NAPOLEON. You can keep this idle fable of discouragement for people credulous enough to be intimidated by it, madam. I do not believe in metaphysical forces.

THE ORACLE. No one asks you to. A field is something physical, is it not. Well, I have a field.

NAPOLEON. I have several million fields. I am Emperor of Turania.
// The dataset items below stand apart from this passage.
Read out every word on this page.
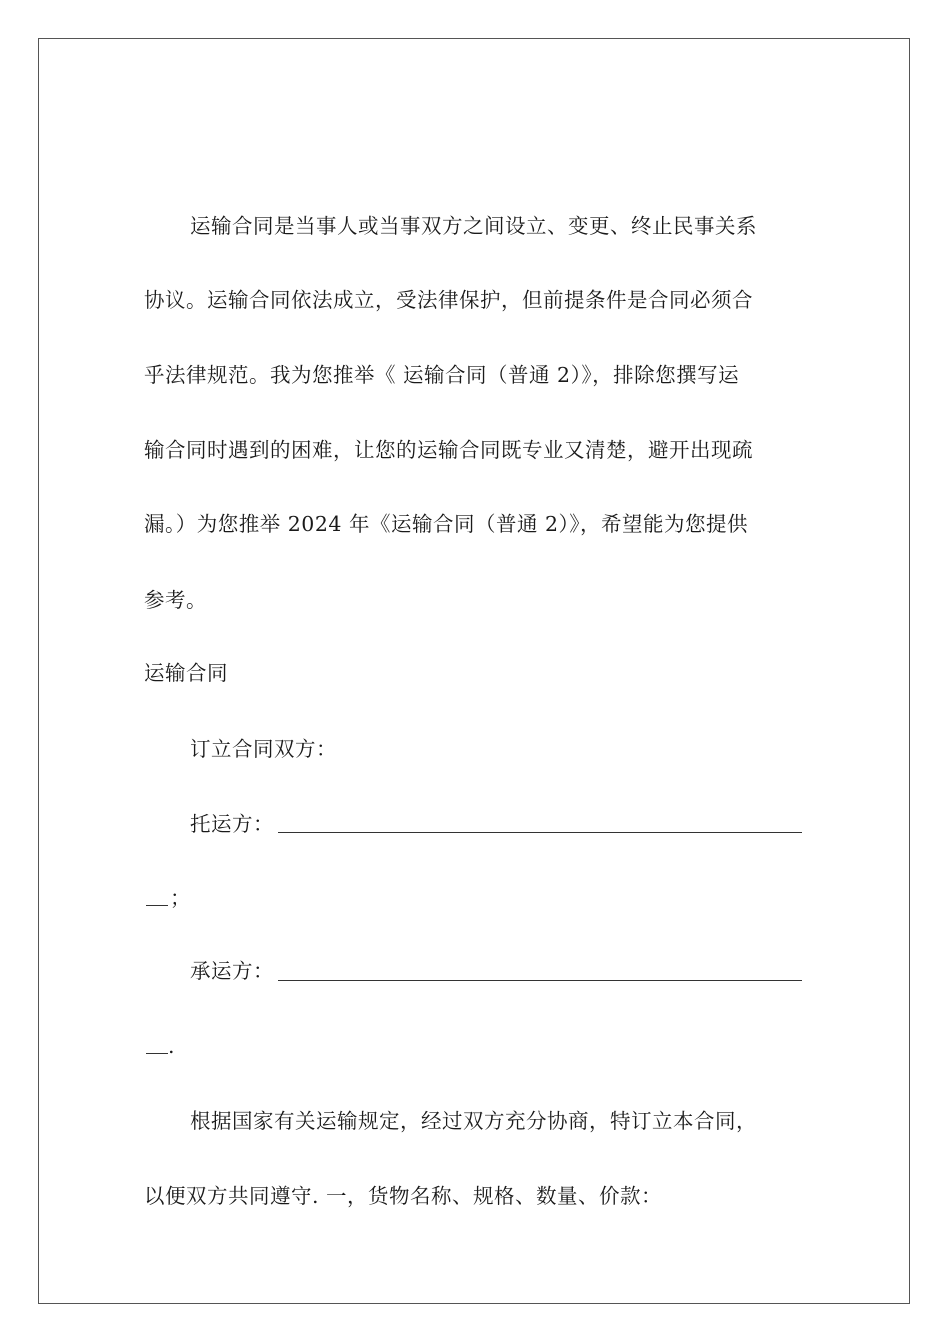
运输合同是当事人或当事双方之间设立、变更、终止民事关系
协议。运输合同依法成立，受法律保护，但前提条件是合同必须合
乎法律规范。我为您推举《 运输合同（普通 2）》，排除您撰写运
输合同时遇到的困难，让您的运输合同既专业又清楚，避开出现疏
漏。）为您推举 2024 年《运输合同（普通 2）》，希望能为您提供
参考。
运输合同
订立合同双方：
托运方：
；
承运方：
.
根据国家有关运输规定，经过双方充分协商，特订立本合同，
以便双方共同遵守. 一，货物名称、规格、数量、价款：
THE ORACLE. You do not understand. I am not speaking of an agricultural field. Do you not know that every mass of matter in motion carries with it an invisible gravitational field, every magnet an invisible magnetic field, and every living organism a mesmeric field? Even you have a perceptible mesmeric field. Feeble as it is, it is the strongest I have yet observed in a shortliver.

NAPOLEON. By no means feeble, madam. I understand you now; and I may tell you that the strongest characters blench in my presence, and submit to my domination. But I do not call that a physical force.

THE ORACLE. What else do you call it, pray? Our physicists deal with it. Our mathematicians express its measurements in algebraic equations.

NAPOLEON. Do you mean that they could measure mine?

THE ORACLE. Yes: by a figure infinitely near to zero. Even in us the force is negligible during our first century of life. In our second it develops quickly, and becomes dangerous to shortlivers who venture into its field. If I were not veiled and robed in insulating material you could not endure my presence; and I am still a young woman: one hundred and seventy if you wish to know exactly.

NAPOLEON [folding his arms] I am not intimidated: no woman alive, old or young, can put me out of countenance. Unveil, madam. Disrobe. You will move this temple as easily as shake me.

THE ORACLE. Very well [she throws back her veil].